La FMF répond à « Terra nova »

Le think tank Terra nova vient de publier un rapport de 100 pages où le bon et le moins bon alternent, démontrant une fois de plus que les brillants technocrates oublient bien souvent que la vie est une maladie mortelle, et que dans le domaine du coût de la santé il y a une dimension difficilement quantifiable : la personne humaine.
Sur un point au moins, Terra Nova a raison : le Médecin de Famille qui consacrait sa vie à ses patients, et qui était sur les routes jour et nuit quasiment toute l’année n’existe plus. 
A l’heure actuelle, un tel médecin termine divorcé, au bord de l’épuisement professionnel, avec pension alimentaire à la clé. Il y a beaucoup plus de suicides chez les médecins qu’à France Télécom, mais on n’en parle pas.
Terra Nova a raison de vouloir mettre de l’ordre dans le maquis des mutuelles et des assurances complémentaires, dont l’excédent chaque année est de 5 milliards d’euros, et dont les cotisations augmentent autant que leurs prestations diminuent ; leurs frais de fonctionnement vont parfois jusqu’à 25%, de leurs recettes. Mais, c’est bien connu, les maux viennent toujours des autres, et là, le responsable est tout trouvé, ce sont les médecins et leurs honoraires libres.
Terra Nova applique ainsi un des principes de base de la logique Shadok : « pour qu’il y ait le moins de mécontents possibles, il faut toujours s’arranger pour taper sur les mêmes »

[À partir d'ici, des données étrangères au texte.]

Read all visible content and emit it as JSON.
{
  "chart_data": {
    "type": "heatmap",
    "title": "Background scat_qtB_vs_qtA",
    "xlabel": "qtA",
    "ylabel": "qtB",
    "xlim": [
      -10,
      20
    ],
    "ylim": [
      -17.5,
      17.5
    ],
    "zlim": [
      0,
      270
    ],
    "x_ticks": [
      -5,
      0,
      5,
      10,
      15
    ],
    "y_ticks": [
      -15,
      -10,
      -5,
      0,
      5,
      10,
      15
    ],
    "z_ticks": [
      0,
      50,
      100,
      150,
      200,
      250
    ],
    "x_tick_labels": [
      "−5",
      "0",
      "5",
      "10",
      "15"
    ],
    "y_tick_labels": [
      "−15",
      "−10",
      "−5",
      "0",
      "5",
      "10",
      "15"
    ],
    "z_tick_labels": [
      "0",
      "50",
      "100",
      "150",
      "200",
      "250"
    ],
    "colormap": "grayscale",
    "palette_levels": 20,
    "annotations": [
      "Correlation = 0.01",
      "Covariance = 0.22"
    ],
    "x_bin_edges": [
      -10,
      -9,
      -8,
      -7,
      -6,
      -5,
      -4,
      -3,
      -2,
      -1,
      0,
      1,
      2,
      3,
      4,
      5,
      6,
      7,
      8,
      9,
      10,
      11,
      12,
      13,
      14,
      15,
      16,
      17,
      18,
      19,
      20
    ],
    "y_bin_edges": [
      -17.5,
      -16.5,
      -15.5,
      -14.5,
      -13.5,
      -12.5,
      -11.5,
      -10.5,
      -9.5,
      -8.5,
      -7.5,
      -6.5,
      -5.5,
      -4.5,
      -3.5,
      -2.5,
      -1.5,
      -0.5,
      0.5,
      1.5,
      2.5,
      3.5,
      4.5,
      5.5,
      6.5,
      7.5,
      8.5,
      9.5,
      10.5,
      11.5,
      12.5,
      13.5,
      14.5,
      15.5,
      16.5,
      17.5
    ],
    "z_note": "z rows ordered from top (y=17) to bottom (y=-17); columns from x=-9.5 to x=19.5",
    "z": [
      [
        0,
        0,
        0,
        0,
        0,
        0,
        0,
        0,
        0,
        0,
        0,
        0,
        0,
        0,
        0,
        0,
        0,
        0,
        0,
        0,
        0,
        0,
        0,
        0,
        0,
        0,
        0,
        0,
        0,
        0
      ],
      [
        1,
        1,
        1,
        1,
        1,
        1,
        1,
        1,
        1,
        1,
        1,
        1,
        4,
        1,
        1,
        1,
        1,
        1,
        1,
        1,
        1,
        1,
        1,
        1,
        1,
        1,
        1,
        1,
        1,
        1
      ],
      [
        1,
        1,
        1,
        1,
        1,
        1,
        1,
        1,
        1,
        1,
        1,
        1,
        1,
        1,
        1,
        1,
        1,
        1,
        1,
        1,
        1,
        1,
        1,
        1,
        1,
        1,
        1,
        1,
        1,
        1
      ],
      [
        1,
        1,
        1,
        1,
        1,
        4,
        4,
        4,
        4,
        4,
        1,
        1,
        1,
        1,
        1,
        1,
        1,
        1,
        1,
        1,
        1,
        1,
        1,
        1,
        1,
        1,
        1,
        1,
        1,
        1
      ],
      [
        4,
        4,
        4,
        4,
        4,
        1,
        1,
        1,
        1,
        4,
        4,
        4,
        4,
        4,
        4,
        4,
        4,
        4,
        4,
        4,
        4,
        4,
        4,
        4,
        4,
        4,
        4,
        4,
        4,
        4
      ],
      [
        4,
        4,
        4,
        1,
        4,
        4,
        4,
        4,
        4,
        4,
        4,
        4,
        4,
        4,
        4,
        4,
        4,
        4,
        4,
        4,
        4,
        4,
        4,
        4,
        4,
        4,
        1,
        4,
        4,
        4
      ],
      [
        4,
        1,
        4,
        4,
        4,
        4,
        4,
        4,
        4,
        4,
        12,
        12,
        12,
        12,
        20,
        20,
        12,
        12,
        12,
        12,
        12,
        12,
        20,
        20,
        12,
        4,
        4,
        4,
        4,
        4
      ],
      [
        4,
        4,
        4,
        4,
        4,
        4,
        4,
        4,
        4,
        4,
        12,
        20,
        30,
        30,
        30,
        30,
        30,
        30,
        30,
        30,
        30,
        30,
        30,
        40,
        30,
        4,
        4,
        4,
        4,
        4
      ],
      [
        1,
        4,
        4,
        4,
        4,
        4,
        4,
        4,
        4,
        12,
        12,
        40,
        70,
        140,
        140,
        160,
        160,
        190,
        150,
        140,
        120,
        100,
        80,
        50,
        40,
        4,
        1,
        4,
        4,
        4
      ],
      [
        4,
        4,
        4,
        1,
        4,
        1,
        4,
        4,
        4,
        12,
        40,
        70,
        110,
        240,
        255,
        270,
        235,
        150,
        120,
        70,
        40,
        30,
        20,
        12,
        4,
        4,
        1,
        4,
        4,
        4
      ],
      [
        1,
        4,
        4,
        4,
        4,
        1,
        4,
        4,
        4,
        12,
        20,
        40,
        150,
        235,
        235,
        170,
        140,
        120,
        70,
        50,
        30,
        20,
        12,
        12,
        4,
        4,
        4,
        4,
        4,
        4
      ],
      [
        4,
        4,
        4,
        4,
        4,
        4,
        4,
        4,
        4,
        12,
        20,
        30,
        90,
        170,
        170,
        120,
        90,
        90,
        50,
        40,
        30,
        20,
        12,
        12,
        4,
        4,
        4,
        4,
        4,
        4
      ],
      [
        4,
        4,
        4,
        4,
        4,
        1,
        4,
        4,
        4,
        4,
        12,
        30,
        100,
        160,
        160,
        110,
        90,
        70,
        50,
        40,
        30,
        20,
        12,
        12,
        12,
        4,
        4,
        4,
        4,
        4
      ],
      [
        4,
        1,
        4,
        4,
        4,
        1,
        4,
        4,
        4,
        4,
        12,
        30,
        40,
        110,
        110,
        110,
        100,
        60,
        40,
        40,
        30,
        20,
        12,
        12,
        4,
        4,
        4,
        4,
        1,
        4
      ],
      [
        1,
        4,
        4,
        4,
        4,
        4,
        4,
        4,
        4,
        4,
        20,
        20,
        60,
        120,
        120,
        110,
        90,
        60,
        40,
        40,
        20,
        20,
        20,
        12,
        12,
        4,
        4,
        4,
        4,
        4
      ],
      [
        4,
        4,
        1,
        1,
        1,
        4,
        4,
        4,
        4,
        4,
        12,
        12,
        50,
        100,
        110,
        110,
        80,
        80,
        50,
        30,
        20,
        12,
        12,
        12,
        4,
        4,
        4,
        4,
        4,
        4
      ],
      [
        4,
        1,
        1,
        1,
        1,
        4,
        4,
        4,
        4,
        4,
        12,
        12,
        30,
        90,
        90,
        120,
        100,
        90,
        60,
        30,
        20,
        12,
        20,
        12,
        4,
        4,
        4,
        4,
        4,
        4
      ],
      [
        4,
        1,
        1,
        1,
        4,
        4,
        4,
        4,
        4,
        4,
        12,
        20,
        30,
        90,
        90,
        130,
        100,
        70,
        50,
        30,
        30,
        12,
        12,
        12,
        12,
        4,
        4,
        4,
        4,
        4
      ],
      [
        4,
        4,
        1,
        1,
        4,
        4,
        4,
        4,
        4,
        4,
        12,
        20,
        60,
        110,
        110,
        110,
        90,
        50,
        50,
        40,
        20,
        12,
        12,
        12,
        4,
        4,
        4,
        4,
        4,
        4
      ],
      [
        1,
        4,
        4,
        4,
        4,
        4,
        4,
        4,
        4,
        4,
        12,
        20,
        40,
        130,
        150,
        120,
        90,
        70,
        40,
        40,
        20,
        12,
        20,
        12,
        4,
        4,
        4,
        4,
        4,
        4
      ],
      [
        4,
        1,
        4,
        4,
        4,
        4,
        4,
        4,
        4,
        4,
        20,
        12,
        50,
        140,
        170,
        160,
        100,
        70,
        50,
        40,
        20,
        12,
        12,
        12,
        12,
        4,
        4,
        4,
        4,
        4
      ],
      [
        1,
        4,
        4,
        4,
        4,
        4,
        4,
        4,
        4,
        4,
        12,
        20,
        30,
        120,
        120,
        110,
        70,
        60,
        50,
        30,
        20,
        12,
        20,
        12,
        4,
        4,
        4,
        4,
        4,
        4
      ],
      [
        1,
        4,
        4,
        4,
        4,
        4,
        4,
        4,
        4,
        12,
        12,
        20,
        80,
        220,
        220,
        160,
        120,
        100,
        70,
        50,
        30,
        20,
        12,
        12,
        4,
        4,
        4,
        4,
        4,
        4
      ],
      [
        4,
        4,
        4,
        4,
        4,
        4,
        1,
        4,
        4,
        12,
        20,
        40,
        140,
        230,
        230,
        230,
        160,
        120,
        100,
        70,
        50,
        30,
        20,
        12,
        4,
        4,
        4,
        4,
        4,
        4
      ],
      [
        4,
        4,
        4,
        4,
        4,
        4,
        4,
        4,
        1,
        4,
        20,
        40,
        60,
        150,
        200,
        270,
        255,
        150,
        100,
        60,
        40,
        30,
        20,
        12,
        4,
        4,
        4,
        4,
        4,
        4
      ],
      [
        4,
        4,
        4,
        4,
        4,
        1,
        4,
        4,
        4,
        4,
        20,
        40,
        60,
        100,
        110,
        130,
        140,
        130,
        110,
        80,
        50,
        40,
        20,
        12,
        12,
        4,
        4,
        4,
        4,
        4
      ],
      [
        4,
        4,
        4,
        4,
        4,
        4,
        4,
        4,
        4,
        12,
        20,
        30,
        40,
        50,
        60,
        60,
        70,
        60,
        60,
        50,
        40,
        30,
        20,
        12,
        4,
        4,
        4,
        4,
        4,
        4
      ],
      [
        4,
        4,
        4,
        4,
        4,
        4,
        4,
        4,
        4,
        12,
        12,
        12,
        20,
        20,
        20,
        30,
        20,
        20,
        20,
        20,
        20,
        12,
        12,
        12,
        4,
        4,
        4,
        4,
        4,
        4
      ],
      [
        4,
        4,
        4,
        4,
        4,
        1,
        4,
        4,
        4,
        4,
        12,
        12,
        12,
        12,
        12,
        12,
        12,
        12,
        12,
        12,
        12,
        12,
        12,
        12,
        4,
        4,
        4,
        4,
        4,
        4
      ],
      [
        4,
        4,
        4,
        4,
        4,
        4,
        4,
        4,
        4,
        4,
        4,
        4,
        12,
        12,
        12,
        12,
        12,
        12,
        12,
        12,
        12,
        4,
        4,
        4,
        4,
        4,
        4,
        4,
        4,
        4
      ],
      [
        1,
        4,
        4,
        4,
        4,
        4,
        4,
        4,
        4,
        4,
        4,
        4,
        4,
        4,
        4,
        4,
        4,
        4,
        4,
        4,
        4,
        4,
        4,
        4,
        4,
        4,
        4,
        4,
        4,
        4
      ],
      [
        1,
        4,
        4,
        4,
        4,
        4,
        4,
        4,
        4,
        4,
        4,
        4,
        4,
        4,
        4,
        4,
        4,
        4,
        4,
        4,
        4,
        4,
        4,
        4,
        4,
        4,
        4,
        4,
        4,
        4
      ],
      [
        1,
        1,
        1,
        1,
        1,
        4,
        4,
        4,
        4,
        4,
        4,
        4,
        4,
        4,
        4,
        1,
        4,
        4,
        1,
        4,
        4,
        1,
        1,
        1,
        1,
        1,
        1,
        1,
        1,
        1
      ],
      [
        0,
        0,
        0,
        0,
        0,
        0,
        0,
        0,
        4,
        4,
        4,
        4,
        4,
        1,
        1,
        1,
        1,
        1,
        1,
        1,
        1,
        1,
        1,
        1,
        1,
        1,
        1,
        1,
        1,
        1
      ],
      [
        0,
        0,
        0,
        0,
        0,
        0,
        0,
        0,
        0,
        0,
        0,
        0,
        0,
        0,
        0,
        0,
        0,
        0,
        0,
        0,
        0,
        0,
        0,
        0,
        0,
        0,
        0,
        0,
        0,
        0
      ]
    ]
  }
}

Terra Nova a raison de souligner l’exemplarité du régime local alsacien. Assis sur une cotisation adaptable au bénéfice ou déficit (actuellement de 1,5 % des salaires), ce régime a des frais de gestion de 1%.
Là où Terra nova se rapprocherait plutôt de Mamie Nova, c’est quand elle prône la disparition du médecin de famille, la généralisation des maisons de santé pluridisciplinaires, et lorsqu’elle réclame davantage d’ETAT dans la gestion de l’assurance maladie.
Les français ont encore en mémoire la dernière intervention de l’ETAT dans le domaine de la santé lors de l’épidémie de grippe H1N1. Les technocrates y ont étalé leur talent dans toute sa splendeur avec le succès que l’on connaît.
Les Maisons de Santé Pluridisciplinaires (MSP) existaient au début du 20° siècle : cela s’appelait les dispensaires ou centre de santé, ils ont tous fermé les uns après les autres pour des raisons budgétaires. Ceux qui subsistent sont tous largement déficitaires. Au tarif opposable de la sécurité sociale, de telles structures ne sont pas viables.
Les MSP pourraient rendre des services ponctuellement si elle étaient portées par des professionnels de santé et non par des élus en mal de réélection, mais elles ne seront pas l’avenir de la santé en France sous peine d’une explosion des coûts, ce qui, en cette période de vache maigre économique, serait rapidement insupportable.
Le médecin de famille, qui est décrit dans le rapport comme « paternaliste, corporatiste », ne serait même plus le coordinateur des soins. Il serait avantageusement remplacé par une prise en charge en réseau et un « décloisonnement » ville hôpital .
On connaît le coût des réseaux déjà mis en place. Ils ont fait la fortune des organismes évaluateurs qui engloutissent plus de 20% des budgets à eux seuls.
La FMF défend depuis toujours une meilleure coordination des soins, et une circulation correcte des informations entre les différents professionnels de santé qui sont amenés à le prendre en charge un patient.
La FMF réclame une responsabilisation du patient vis à vis de l’accès à l’hôpital public.
La FMF juge indispensable une réforme du médicament et des règles qui régissent les mutuelles complémentaires prétendues « à but non lucratif ».
La FMF réclame une réforme des études avec un an d’internat en situation de responsabilité en milieu libéral pour toutes les spécialités, seule à même de redonner de l’attractivité à l’exercice de la médecine « de ville ».
La FMF aurait souhaité une réflexion plus mature de ces problèmes, rappelle qu’elle a déjà fait à maintes fois des propositions concrètes susceptibles d’apporter des solutions et aurait aimé voir aborder ces réflexions dans un tel rapport.